Ce comité rassemble désormais toute la famille du vélo dans notre pays : les grandes fédérations sportives (FFC et FFCT), l’Association des départements cyclables, l’Association française des vélo routes et voies vertes, les Amicales cyclistes parlementaires ont en effet rejoint les fondateurs.
Ce rassemblement a permis de définir les priorités d’une relance du vélo en France, la mise en commun de problèmes et la recherche collective de solutions, une meilleure priorisation des thèmes à traiter et la constitution d’un front uni, interlocuteur privilégié des pouvoirs publics.

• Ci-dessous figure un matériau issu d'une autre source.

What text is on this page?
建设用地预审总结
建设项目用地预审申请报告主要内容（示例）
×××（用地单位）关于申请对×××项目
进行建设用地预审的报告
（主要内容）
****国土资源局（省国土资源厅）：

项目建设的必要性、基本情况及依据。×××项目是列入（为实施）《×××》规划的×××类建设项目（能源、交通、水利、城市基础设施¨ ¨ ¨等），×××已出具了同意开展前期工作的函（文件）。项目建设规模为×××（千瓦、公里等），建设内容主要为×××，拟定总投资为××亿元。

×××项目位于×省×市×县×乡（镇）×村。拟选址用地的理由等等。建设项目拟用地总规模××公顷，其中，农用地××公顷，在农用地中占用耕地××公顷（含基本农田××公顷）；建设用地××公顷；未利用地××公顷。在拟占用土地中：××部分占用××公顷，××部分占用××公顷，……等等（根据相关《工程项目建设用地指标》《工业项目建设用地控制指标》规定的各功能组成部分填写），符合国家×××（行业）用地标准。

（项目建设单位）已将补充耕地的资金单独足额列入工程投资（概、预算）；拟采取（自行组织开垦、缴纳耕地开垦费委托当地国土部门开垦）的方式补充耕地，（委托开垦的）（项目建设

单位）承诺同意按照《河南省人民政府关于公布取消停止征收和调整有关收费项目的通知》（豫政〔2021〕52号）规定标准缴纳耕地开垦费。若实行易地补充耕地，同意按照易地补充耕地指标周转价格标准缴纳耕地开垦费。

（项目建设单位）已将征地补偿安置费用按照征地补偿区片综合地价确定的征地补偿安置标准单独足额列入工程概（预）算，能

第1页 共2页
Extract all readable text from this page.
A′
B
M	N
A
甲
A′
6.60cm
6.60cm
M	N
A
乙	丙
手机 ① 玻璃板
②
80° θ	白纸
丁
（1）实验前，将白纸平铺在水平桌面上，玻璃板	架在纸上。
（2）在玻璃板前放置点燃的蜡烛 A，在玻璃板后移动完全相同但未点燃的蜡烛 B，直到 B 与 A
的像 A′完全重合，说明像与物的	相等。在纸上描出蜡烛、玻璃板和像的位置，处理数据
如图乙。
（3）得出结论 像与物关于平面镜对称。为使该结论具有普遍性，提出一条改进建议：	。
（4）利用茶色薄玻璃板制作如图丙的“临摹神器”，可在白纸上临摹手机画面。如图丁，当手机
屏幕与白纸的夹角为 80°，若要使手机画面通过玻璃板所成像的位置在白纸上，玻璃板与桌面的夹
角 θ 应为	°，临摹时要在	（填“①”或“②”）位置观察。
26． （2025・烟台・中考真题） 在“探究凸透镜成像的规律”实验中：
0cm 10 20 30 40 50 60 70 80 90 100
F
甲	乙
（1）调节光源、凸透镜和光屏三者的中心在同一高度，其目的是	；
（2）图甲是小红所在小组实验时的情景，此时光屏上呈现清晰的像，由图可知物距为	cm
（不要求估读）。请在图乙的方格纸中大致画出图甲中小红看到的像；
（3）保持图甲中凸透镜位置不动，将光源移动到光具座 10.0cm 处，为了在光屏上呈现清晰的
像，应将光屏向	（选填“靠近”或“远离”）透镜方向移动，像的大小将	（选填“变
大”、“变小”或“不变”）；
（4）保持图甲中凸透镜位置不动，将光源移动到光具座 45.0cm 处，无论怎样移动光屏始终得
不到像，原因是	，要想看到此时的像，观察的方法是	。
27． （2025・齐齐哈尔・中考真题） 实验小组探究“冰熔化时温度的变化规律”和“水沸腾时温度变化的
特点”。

En conclusion provisoire, à l’examen de cet état des lieux,

il apparaît que de nombreux outils sont en place, que leur pertinence n’est pas en cause, bien au contraire, mais que le cadre général ne favorise pas leur mise en cohérence ni leur optimisation.
Ce ne sont pas les moyens qui font défaut, mais la lisibilité indispensable qui permet de repérer et de mobiliser l’ensemble des moyens.
La comparaison avec les pays européens, qui connaissent une forte pratique de la bicyclette, met en évidence que la détermination d’objectifs nationaux chiffrés faisant l’objet d’un suivi strict (aux niveaux local et régional) et d’évaluations régulières, a été déterminante.
En subordonnant les autres éléments du dispositif d’incitation nationale – subventions d’initiatives locales, labels de qualité type « ville durable »… - à l’atteinte de ces objectifs quantifiés nationaux, ces Etats, même fortement décentralisés, ont créé les conditions d’une dynamique nationale autour d’un enjeu fort et lisible. Par ailleurs, des éléments du dispositif français actuel auraient nécessité une attention plus particulière et une volonté d’opérer des changements rapides et conséquents, faute de quoi les évolutions ne peuvent qu’être très lentes. Nous pensons, notamment à la formation des personnels de l’Etat et plus généralement de l’ensemble des aménageurs (pas seulement les spécialistes de la voirie mais aussi les urbanistes, architectes, paysagistes…) qui doivent abandonner, sans délai, leurs réflexes « routiers », afin de mettre en œuvre les orientations nationales privilégiant la connexion entre transport et urbanisme pour un développement urbain véritablement durable.
De même, le déficit d’information du public et de promotion des modes doux contribue à la lenteur avec laquelle s’opèrent les changements de comportements.